On ne s'étonnera pas dès lors que Simenon s'émeuve lorsqu'en 1946, Gaston Gallimard sentant à juste titre que le romancier lui échappe à l'issue d'une série de malentendus, de retournements et de différends contractuels, envisage de reprendre l'ensemble de son oeuvre littéraire dans la collection « In-octavo — À la gerbe », au même titre que celles de Proust, Valéry, Claudel ou Péguy.

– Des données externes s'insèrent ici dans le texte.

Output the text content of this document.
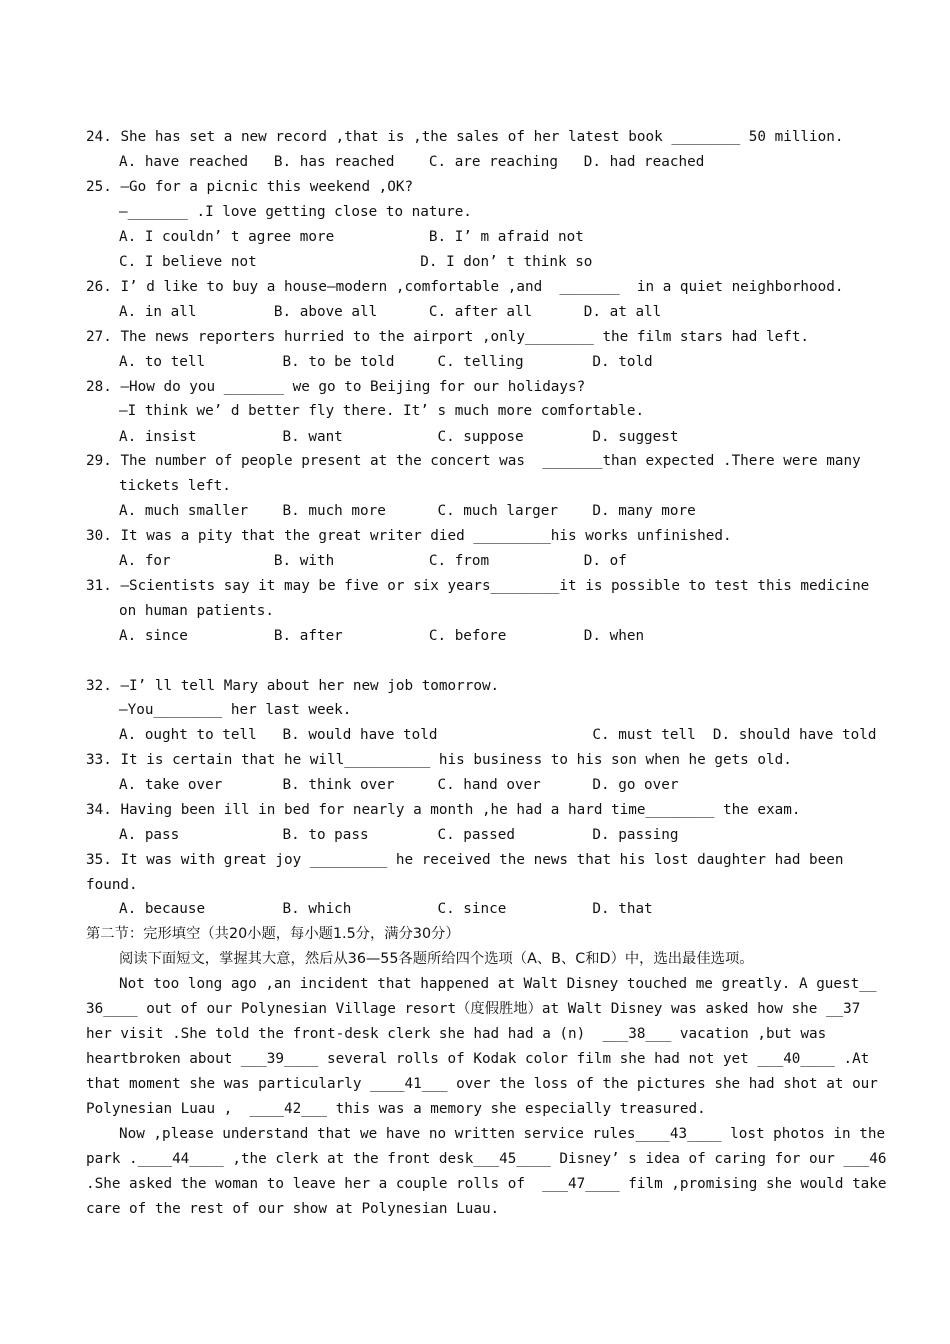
24. She has set a new record ,that is ,the sales of her latest book ________ 50 million.
A. have reached   B. has reached    C. are reaching   D. had reached
25. —Go for a picnic this weekend ,OK?
—_______ .I love getting close to nature.
A. I couldn’ t agree more           B. I’ m afraid not
C. I believe not                   D. I don’ t think so
26. I’ d like to buy a house—modern ,comfortable ,and  _______  in a quiet neighborhood.
A. in all         B. above all      C. after all      D. at all
27. The news reporters hurried to the airport ,only________ the film stars had left.
A. to tell         B. to be told     C. telling        D. told
28. —How do you _______ we go to Beijing for our holidays?
—I think we’ d better fly there. It’ s much more comfortable.
A. insist          B. want           C. suppose        D. suggest
29. The number of people present at the concert was  _______than expected .There were many
tickets left.
A. much smaller    B. much more      C. much larger    D. many more
30. It was a pity that the great writer died _________his works unfinished.
A. for            B. with           C. from           D. of
31. —Scientists say it may be five or six years________it is possible to test this medicine
on human patients.
A. since          B. after          C. before         D. when
32. —I’ ll tell Mary about her new job tomorrow.
—You________ her last week.
A. ought to tell   B. would have told                  C. must tell  D. should have told
33. It is certain that he will__________ his business to his son when he gets old.
A. take over       B. think over     C. hand over      D. go over
34. Having been ill in bed for nearly a month ,he had a hard time________ the exam.
A. pass            B. to pass        C. passed         D. passing
35. It was with great joy _________ he received the news that his lost daughter had been
found.
A. because         B. which          C. since          D. that
第二节：完形填空（共20小题，每小题1.5分，满分30分）
阅读下面短文，掌握其大意，然后从36—55各题所给四个选项（A、B、C和D）中，选出最佳选项。
Not too long ago ,an incident that happened at Walt Disney touched me greatly. A guest__
36____ out of our Polynesian Village resort（度假胜地）at Walt Disney was asked how she __37
her visit .She told the front-desk clerk she had had a (n)  ___38___ vacation ,but was
heartbroken about ___39____ several rolls of Kodak color film she had not yet ___40____ .At
that moment she was particularly ____41___ over the loss of the pictures she had shot at our
Polynesian Luau ,  ____42___ this was a memory she especially treasured.
Now ,please understand that we have no written service rules____43____ lost photos in the
park .____44____ ,the clerk at the front desk___45____ Disney’ s idea of caring for our ___46
.She asked the woman to leave her a couple rolls of  ___47____ film ,promising she would take
care of the rest of our show at Polynesian Luau.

On le sait, ces efforts ne suffiront pas pour retenir l'écrivain ; mais à plusieurs reprises, Simenon rappelle aux Gallimard qu'il s'est réservé contractuellement le droit de disposer, à son seul gré, des ouvrages confiés après-guerre aux Presses de la Cité, afin de pouvoir les réunir plus tard en un seul ensemble — si possible présenté par André Gide, « l'homme qui connaît le mieux mon oeuvre ». On ne reviendra pas ici sur la complexe — et internationale — histoire de la publication des oeuvres complètes ou partielles de Simenon, dont la parution des deux volumes de la Pléiade constitue une date importante. Notons seulement que Simenon repoussa finalement l'hypothèse « À la gerbe », bien qu'elle lui parût « une consécration flatteuse ». Pragmatique, conscient des attentes de ses lecteurs et confiant dans les modèles éditoriaux étrangers, il préférait un ensemble d'« ouvrages massifs (presque des dictionnaires), qui aient une certaine tenue et qui soient en même temps accessibles à la plupart des bourses ». Mais il confiait encore à Claude Gallimard le 12 mars 1949 : « Cela n'empêcherait nullement, plus tard, beaucoup plus tard sans doute, d'envisager une édition s'adressant davantage aux bibliophiles. »
Simenon songeait-il alors à la « Pléiade » ? Il est permis de le croire.